Eine Annotation von Thomas Przybilka


Ulsamer, Lothar W.:

Nur Vögel können fliegen

Edition Kerry Diamond Kriminalromane.

Lothar Ulsamer, Esslingen am Neckar 1998, 394 S.

Die Petermann-Werke, eine innovative und angesehene Elektronik-Firma mit Sitz in der Nähe von Stuttgart, befinden sich in einer wirtschaftlichen Krise. Als Folge der Überschuldung wird Markus Petermann in den Aufsichtsrat verdrängt, die Banken schenken ihr Vertrauen lieber zwei neuernannten Geschäftsführern.

Gustav Meierle und Dr. Emil Jablonsky machen sich mit rigorosen Methoden an den Umbau des Betriebes. Es geht ihnen jedoch nicht um eine Gesundung des Unternehmens, sondern um die Machtübernahme. Sie treten zwar als Biedermänner auf, doch sie gehören zwei unterschiedlichen Vereinigungen an, die beide das Unternehmen in ihren Einflußbereich bekommen wollen: eine Psychosekte und ein Drogenkartell.

Ein erster Anschlag auf Marianne Petermann, die Frau des Unternehmers, ruft auch Roy Lester auf den Plan. Der Journalist und frühere Pressesprecher des Unternehmens rät den Petermanns abzutauchen, um so weiteren Mordversuchen und auch dem Druck der Banken zu entgehen, die nicht bemerken wollen, daß das Kartell die Petermann-Werke als Geldwaschanlage benutzt bzw. die Sonnen-Sekte die Firma als legalen Tarnmantel für ihre Umtriebe mißbraucht. Das Ehepaar Petermann reist zusammen mit den Lesters nach Schottland, um zum einen Abstand und Ruhe zu gewinnen, zum andern aber dort auch Zuflucht vor den Sekten-Aktivisten zu finden. Aber auch an ihrem Zufluchtsort werden sie rasch aufgespürt. Es bleibt auch nicht bei dem einen Attentat - die tödliche Bedrohung erreicht die Petermanns auch in Schottland. Und Lesters Recherchen scheinen trotz aussichtsreicher Hinweise ins Leere zu laufen.
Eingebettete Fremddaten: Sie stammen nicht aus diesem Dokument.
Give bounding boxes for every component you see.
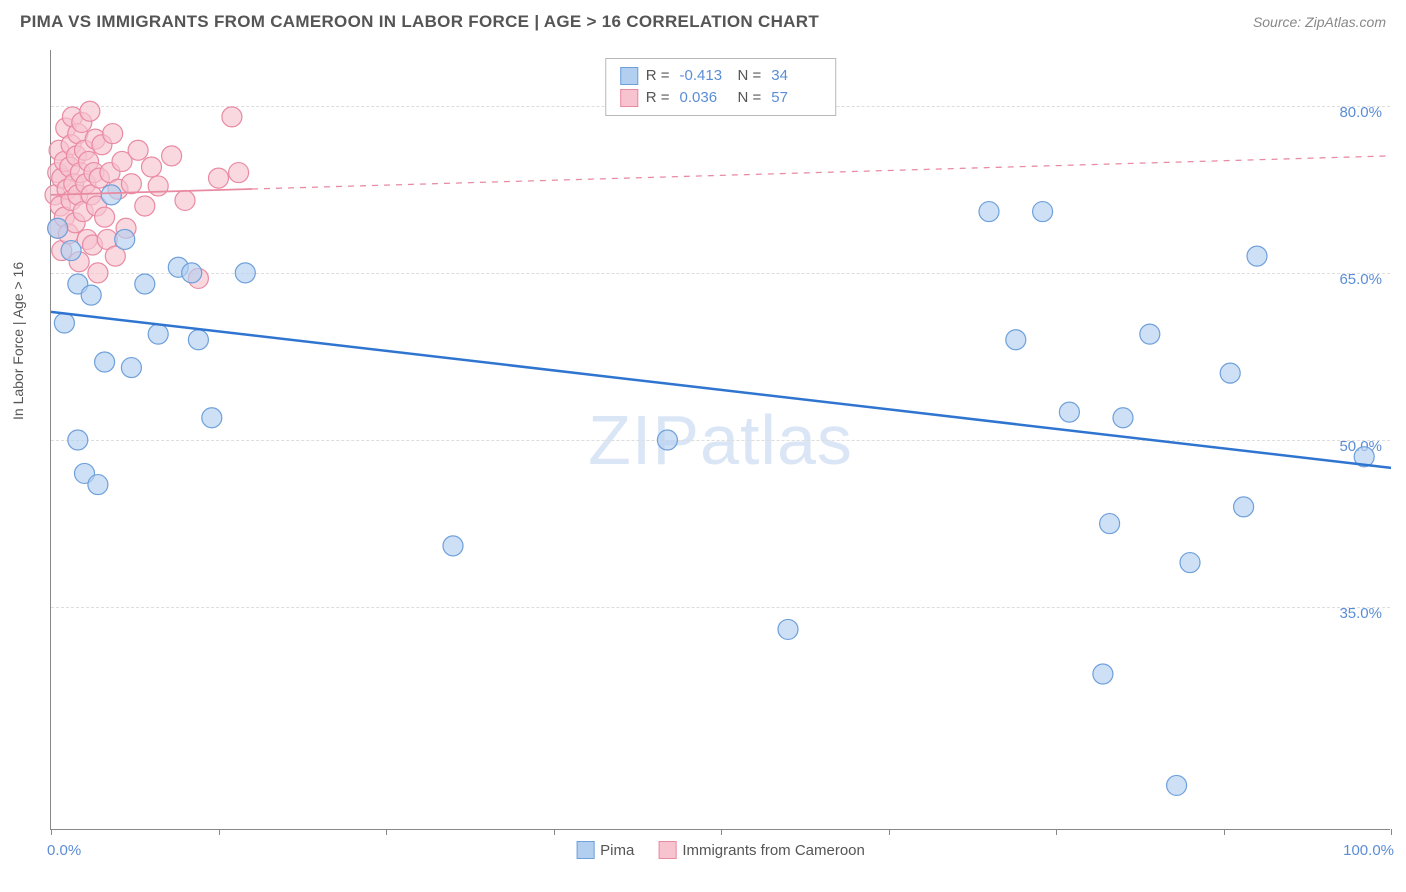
r-value: -0.413 (680, 65, 730, 87)
legend-swatch (658, 841, 676, 859)
data-point (1113, 408, 1133, 428)
legend-swatch (620, 67, 638, 85)
data-point (778, 619, 798, 639)
legend-label: Immigrants from Cameroon (682, 842, 865, 859)
data-point (121, 358, 141, 378)
r-label: R = (646, 87, 670, 109)
data-point (1220, 363, 1240, 383)
x-tick (721, 829, 722, 835)
x-tick (386, 829, 387, 835)
legend-label: Pima (600, 842, 634, 859)
data-point (128, 140, 148, 160)
source-attribution: Source: ZipAtlas.com (1253, 14, 1386, 30)
data-point (1059, 402, 1079, 422)
legend-swatch (620, 89, 638, 107)
x-tick (1056, 829, 1057, 835)
chart-title: PIMA VS IMMIGRANTS FROM CAMEROON IN LABO… (20, 12, 819, 32)
n-label: N = (738, 65, 762, 87)
data-point (95, 352, 115, 372)
data-point (235, 263, 255, 283)
x-tick (1224, 829, 1225, 835)
data-point (115, 229, 135, 249)
data-point (148, 176, 168, 196)
data-point (1006, 330, 1026, 350)
data-point (135, 196, 155, 216)
y-axis-label: In Labor Force | Age > 16 (10, 262, 26, 420)
x-axis-min-label: 0.0% (47, 842, 81, 859)
data-point (188, 330, 208, 350)
x-tick (51, 829, 52, 835)
scatter-plot-svg (51, 50, 1390, 829)
x-tick (1391, 829, 1392, 835)
data-point (61, 241, 81, 261)
data-point (657, 430, 677, 450)
data-point (88, 475, 108, 495)
correlation-legend-box: R = -0.413 N = 34 R = 0.036 N = 57 (605, 58, 837, 116)
data-point (101, 185, 121, 205)
data-point (222, 107, 242, 127)
n-label: N = (738, 87, 762, 109)
legend-swatch (576, 841, 594, 859)
data-point (88, 263, 108, 283)
data-point (1100, 514, 1120, 534)
data-point (1234, 497, 1254, 517)
data-point (209, 168, 229, 188)
data-point (48, 218, 68, 238)
data-point (1093, 664, 1113, 684)
data-point (142, 157, 162, 177)
series-legend: Pima Immigrants from Cameroon (576, 841, 865, 859)
data-point (202, 408, 222, 428)
x-tick (219, 829, 220, 835)
data-point (121, 174, 141, 194)
x-tick (554, 829, 555, 835)
r-value: 0.036 (680, 87, 730, 109)
x-tick (889, 829, 890, 835)
data-point (175, 190, 195, 210)
data-point (1033, 202, 1053, 222)
data-point (95, 207, 115, 227)
correlation-legend-row: R = 0.036 N = 57 (620, 87, 822, 109)
data-point (68, 430, 88, 450)
data-point (103, 124, 123, 144)
data-point (979, 202, 999, 222)
data-point (80, 101, 100, 121)
data-point (182, 263, 202, 283)
data-point (1180, 553, 1200, 573)
data-point (1140, 324, 1160, 344)
data-point (54, 313, 74, 333)
data-point (81, 285, 101, 305)
data-point (1167, 775, 1187, 795)
legend-item: Immigrants from Cameroon (658, 841, 865, 859)
correlation-legend-row: R = -0.413 N = 34 (620, 65, 822, 87)
trend-line-solid (51, 312, 1391, 468)
x-axis-max-label: 100.0% (1343, 842, 1394, 859)
r-label: R = (646, 65, 670, 87)
data-point (148, 324, 168, 344)
n-value: 57 (771, 87, 821, 109)
trend-line-dashed (252, 156, 1391, 189)
data-point (443, 536, 463, 556)
legend-item: Pima (576, 841, 634, 859)
data-point (135, 274, 155, 294)
n-value: 34 (771, 65, 821, 87)
data-point (1247, 246, 1267, 266)
data-point (229, 163, 249, 183)
chart-plot-area: ZIPatlas 80.0%65.0%50.0%35.0% R =-0.413N… (50, 50, 1390, 830)
data-point (162, 146, 182, 166)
Ulsamers Kriminalroman Nur Vögel können fliegen kann auf unterhaltende Weise den Blick auf die vielfältigen Versuche von diversen Psychosekten schärfen, die zunehmend Schlüsselpositionen in Gesellschaft und Wirtschaft zu erlangen suchen. Ebenso bietet dieser Kriminalroman dem Leser aber auch die Möglichkeit, einen etwas anderen Schottland-Reiseführer zu lesen. Die landschaftlichen Besonderheiten und auch die Geschichte der betreffenden Regionen spielen in allen Krimis von Ulsamer eine tragende Rolle. Ein Kriminalroman als „alternativer“ Reiseführer erscheint durchaus als spannende Ergänzung für beide Genres möglich zu sein. Dem studierten Soziologen und Kulturwissenschaftler dient die literarische Form des Kriminalromans als Mittel für Aufklärung und Bewußtseinsbildung bei brisanten Themen, zum Beispiel eben auch bei der Sektenproblematik. Ganz offensichtlich hat aber Ulsamer in seinem Kriminalroman auch persönliche und berufliche Historie verarbeitet - Realität und Fiktion verschwimmen.